ウェブレンが『有閑階級の理論』で伝えようとしたことはいくつもあるのですが、その一つが「名誉」と「財の所有」の相関性を指摘したことです。

 

 

つまり、より多くの財を持ち、より多くの財を使う人物が人間的にもすごいんだという思想が一般的になっているということです。

現代においても人を功利主義のカテゴリーを通じてのみ評価し始める思想というのは根強く、オピニオンリーダーの類も大概がこれで決まってます。堀江さんとかが筆頭例ですね。

 

 

ただ、これは果たして良いことなのかいささか疑問であるというのが私の立場です。

 

 

確かに、人を評価するにあたってはスピーディーになるのかもしれません。

 

しかし、そうでない人間はクズで役に立たない人間なんでしょうか。

 

こういうことをいうと自己啓発本やビジネス本を1000冊くらい読んでいる人からしたら「君!それはひがみだよ!」とか「君!それは負け犬の遠吠えだよ!」となるんでしょう。

 

しかしこの思想一辺倒になればなるほど世の中が荒んでいくだろうなと感じます。

なぜなら、本来それだけでは人間の評価は定まらないはずですから。

 

 

最後に、ケインズの有名な一節を紹介します。

経済学者や政治哲学者の思想は、それが正しい場合にも間違っている場合にも、一般に考えられているよりもはるかに強力である。事実、世界を支配するものはそれ以外にはないのである。どのような知的影響とも無縁であると自ら信じている実際家たちも、過去のある経済学者の奴隷であるのが普通である。権力の座にあって天声を聞くと称する狂人たちも、数年前のある三文学者から彼らの気違い染みた考えを引き出しているのである。私は、既得権益の力は思想の漸次的な浸透に比べて著しく誇張されていると思う。もちろん、思想の浸透は直ちにではなく、ある時間をおいた後に行われるものである。なぜなら、経済哲学および政治哲学の分野では、二五歳ないし三十歳以後になって新しい理論の影響を受ける人は多くはなく、したがって官僚や政治家やさらには煽動家でさえも、現在の事態に適用する思想はおそらく最新のものではないからである。しかし、遅かれ早かれ、良かれ悪しかれ危険なものは、既得権益ではなくて思想である。

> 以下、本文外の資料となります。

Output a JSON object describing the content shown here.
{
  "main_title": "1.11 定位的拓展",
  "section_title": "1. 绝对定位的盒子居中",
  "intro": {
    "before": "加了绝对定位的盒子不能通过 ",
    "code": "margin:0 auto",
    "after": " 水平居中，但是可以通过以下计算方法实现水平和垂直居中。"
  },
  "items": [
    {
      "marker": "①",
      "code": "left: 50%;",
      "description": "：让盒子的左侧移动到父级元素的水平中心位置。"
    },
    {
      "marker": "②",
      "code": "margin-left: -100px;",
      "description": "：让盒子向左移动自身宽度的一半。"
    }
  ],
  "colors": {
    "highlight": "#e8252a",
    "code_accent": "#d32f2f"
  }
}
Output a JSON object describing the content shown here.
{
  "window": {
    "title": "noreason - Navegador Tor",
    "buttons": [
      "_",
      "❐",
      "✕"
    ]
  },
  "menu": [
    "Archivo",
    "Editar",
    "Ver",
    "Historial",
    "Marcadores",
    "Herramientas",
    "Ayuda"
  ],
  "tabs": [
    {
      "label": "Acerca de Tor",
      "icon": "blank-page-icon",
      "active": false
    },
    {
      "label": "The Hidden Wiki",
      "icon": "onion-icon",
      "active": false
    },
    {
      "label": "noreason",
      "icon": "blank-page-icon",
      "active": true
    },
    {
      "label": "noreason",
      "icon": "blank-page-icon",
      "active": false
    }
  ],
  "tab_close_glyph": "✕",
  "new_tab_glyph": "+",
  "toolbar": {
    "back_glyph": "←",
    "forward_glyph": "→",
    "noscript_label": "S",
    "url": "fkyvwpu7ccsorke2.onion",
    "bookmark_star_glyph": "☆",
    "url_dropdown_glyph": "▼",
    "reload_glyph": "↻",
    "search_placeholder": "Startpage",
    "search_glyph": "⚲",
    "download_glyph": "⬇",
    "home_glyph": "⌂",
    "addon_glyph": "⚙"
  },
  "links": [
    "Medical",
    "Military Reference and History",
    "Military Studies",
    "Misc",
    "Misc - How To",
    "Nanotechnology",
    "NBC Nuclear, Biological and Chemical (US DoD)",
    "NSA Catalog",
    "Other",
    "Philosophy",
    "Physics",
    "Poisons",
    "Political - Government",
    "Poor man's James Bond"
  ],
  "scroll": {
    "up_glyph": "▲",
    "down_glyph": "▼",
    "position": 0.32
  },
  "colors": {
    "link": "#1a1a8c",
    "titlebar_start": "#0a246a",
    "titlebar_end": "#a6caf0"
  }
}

『雇用、利子及び貨幣の一般理論』ジョン・メイナード・ケインズ(2008)岩波文庫

ケインズは何にも増して我々を縛っているのは他でもない「思想」であると述べました。

しかも、我々の行動原理を概ね決めているにもかかわらずそのことに対して恐ろしいほどに無自覚であるとここで述べています。

 

これは金言ですね。

「金を持っているかどうか」を意識的に見ている人もいるでしょうが、無意識に見ている人も少なくないでしょう。

私も偉そうなことを書いていますが、無意識に人の価値を「金を持っているかどうか」で決めている可能性があります。

 

 

20代で年収1000万円欲しい若者もまた縛られているのは他でもない思想です。

なぜそれを会得するに至ったかを自覚した頃にはもうその考えから抜けられなくなっています。

 

思想とは恐ろしいものです。

なんか着地点失いましたが、以上です。

 

お読みいただきましてありがとうございました。